Les résultats de l’étude montrent également qu’il est absolument nécessaire d’apporter un soutien spécifique aux groupes à risques. Ce sont les jeunes enfants en particulier qui prennent exemple sur leurs parents pour savoir quelle attitude adopter face à la pandémie. Ils sont donc fortement influencés par le ressenti de leurs parents et par la manière dont ceux-ci envisagent l’avenir. De plus, les enfants souffrent dès lors que leurs parents ne communiquent pas ouvertement avec eux car ils perçoivent souvent leurs inquiétudes et leurs angoisses, sans toutefois parvenir à les cerner correctement. Il est donc d’autant plus important de promouvoir la santé mentale des parents d’enfants âgés entre 1 et 10 ans ; il s’agit également d’aider les parents ou les titulaires de l’autorité parentale à parler ouvertement et de façon appropriée de la pandémie et de trouver des solutions concrètes. Les résultats de notre étude indiquent par ailleurs que de nombreuses familles ont souffert des conditions de vie restreintes et du stress lié à une forte concentration de personnes au même endroit.
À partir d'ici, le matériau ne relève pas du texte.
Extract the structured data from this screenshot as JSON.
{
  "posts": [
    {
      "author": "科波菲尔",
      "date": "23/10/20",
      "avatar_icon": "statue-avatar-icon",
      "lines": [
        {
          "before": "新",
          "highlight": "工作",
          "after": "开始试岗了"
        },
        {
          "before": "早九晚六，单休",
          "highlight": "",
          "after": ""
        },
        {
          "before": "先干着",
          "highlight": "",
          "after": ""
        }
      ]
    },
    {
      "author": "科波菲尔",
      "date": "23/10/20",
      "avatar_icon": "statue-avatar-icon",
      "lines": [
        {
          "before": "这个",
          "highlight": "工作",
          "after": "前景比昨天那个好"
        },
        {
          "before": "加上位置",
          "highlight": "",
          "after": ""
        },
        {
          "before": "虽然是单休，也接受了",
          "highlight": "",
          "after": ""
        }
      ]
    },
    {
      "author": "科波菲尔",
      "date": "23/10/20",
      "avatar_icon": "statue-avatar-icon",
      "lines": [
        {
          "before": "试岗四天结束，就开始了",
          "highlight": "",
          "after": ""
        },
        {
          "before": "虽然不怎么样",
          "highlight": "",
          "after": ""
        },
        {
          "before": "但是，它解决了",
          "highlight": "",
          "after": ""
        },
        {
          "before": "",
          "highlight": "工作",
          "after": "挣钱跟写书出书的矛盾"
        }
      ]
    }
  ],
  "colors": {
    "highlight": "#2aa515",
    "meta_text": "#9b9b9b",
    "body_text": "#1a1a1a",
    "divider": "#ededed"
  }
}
Cela montre que, même au sein d’une famille, on devrait prévoir des endroits pour se retirer et être seul.
Que faire pour soutenir les adolescents ?
Chez les adolescents, les sujets à risque sont surtout ceux qui avaient déjà des problèmes psychiques avant et qui ressentent une grande insécurité, des craintes par rapport à l’avenir et un sentiment de perte de contrôle. La meilleure façon de les soutenir est de les aider à prendre confiance en eux et à développer des stratégies efficaces pour maîtriser leur stress et leurs émotions et pour accroître leur capacité d’influence dans leur vie. Les « programmes de prévention transdiagnostiques » sont ainsi parfaitement adaptés pour soutenir les enfants et les adolescents pendant et après la pandémie de coronavirus. Ces interventions ne portent pas sur des problèmes psychiques spécifiques, mais sur les mécanismes psychologiques – p. ex. régulation des émotions, anxiété – qui sous-tendent plusieurs problèmes psychiques. À l’heure actuelle, j’essaie de comprendre comment se développent les problèmes psychiques et sur quels mécanismes transdiagnostiques se base cette évolution.
Pour ce faire, nous sommes en train de mettre au point et d’évaluer une aide en ligne destinée à la prévention afin de promouvoir ces mécanismes transdiagnostiques. En outre, la longue route vers la normalité ne sera pas évidente pour bon nombre d’enfants, adolescents et parents – p. ex. retour à des groupes sociaux/classes existants, inquiétudes par rapport à l’avenir, gestion des chances et possibilités « ratées », manque d’offres de soutien. Nul ne sait pendant combien de temps perdureront les problèmes psychiques qui sont apparus ou qui se sont amplifiés durant la pandémie de coronavirus. D’où la nécessité d’un monitorage rigoureux et des offres de soutien préventives faciles d’accès afin de proposer des interventions préventives en fonction de chaque profil de risque.